第8話 幼なじみの男の子

 駅から徒歩五分と少し。


 おうちは大通りである名古屋市道名古屋環状線沿いを歩いて少し進んだ先を住宅街へと曲がる。


 明るい道が続くとはいえ、夜道に慣れていないせいか、ついつい小走りになってしまう。


(自転車でも通えるか聞いてみようかな)


 そんなふうに思いながら歩みを進める住宅街はあたたかな明かりを灯し、もうすぐ九時になろうというのに楽しそうな笑い声が耳に届く。


 ほんの少し懐かしさを感じ、見上げた先にぼんやり見える明かりに瞳が奪われた。


(あっ……)


 表札に『立石たついし』と掘られた立派な門構えのおうちだ。


 その家だけは二階の窓以外、真っ暗でこのあたたかな空間の中では異質に感じられる。


 それでも気にすることなくさっとスマホを取り出し、慣れた動作で通話ボタンに手をかける。これはきっとわたしの習慣なのだ。


(絶対起きてるんだと思うけど)


 プルルルルプルルルル……と、変わることのない通話音。


(もうっ……)


 がっかりするも切り替え、ぱっとスマホをかばんにしまう。


 直接訪ねようと心に決め、隣にある我が家の門に手をかけたとき、


「うららちゃん」


「えっ!」


 想像してなかった方向から声がして思わず飛び上がる。


「おかえり」


 ひょろっと背の高い男の子が我が家の門の前からにゅっと姿を表すものだからぎょっとした。

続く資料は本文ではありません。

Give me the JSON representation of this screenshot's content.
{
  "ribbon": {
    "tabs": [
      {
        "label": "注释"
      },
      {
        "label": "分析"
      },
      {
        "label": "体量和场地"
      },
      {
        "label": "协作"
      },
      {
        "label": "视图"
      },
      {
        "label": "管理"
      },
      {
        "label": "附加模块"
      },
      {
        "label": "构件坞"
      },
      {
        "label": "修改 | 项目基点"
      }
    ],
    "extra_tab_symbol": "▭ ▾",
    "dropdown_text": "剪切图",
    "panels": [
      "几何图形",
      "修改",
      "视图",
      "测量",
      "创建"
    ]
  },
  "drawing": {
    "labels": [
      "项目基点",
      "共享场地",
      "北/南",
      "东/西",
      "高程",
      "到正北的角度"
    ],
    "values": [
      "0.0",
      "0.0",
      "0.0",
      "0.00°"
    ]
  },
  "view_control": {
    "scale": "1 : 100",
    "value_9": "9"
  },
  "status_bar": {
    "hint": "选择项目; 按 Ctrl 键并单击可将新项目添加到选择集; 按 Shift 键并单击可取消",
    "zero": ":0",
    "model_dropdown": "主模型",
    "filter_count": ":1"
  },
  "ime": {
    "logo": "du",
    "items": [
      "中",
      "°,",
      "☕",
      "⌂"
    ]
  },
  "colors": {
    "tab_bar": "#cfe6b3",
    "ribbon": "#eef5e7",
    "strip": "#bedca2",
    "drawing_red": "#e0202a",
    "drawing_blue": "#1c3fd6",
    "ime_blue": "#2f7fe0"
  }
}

 長い前髪はメガネにかかって、表情は完全に夜の闇に飲み込まれている。


「え、英介! な、なんでこんなところに?」


 室内にいるんじゃ?と交互に先程まで眺めていた二階の明かりと交互に彼を眺める。


 彼の名前は立石英介えいすけ


 パソコンスキルは大人顔負けと言われていて、加えて県内で一番頭のいい高校に通っているわたしの自慢の幼なじみだ。


「うららちゃんが帰ってくるって言ってたから」


 そんなハイスペックな経歴とは裏腹に、自信なさげな言動がいささか残念だと言われているけど、それが英介なのである。


「まだっぽいし、見に行こうかと思って」


「……えっ!」


(う、うそでしょ!)


 表情は全く読めないものの、恥ずかしげもなくそう言ってのけるその男にわたしの心は飛び跳ねる。


「む、迎えに来てくれようとしたの?」


 そういえば、今池ビルを出る前にどうせ見ないだろうと思いつつも『今から帰る』とメッセージを送ったのだった。


(も、もしかしてそれで……)


「コンビニにも行く予定があったし」


「………」


 ちょうどよかったんだ。


 その言葉が聞こえないうちに、わたしはこっそりと、それでも内心大きなため息を付いた。


(でしょうね、そうでしょうとも……)


 わたしの気持ちなんてつゆほども理解していないマイペースな幼なじみは、変わらない様子で不思議そうに首をひねっている。そんな姿に思わず頬が緩む。重症だ。


 会えただけでも嬉しいのだから。


「うららちゃん、はじめてのアルバイトはどうだった」


「はっ!」


 そうよ、そうなのだ。


 にやついている場合ではない。


「え、英介、聞いて!! それがねっ!」


「まずは一度帰りなよ、おばさんも待ってるだろうし、ぼくはあとで聞くから」


 ねっ、と優しい声色を向けられる。


 こういうところはずっと変わらない。 


「あとでって、絶対英介、相手してくれないじゃない」


 どうせ、パソコンに夢中になってわたしの話なんて聞いてくれないのだ。


 じゃあ、あとでね!と手を上げ、背を向ける英介に向かってポツリとつぶやいた言葉は絶対に彼の耳に届くことはない。


 暗闇に少しずつ遠ざかっていく背中を見つめ、ゆっくり、そして大きなため息を付いた。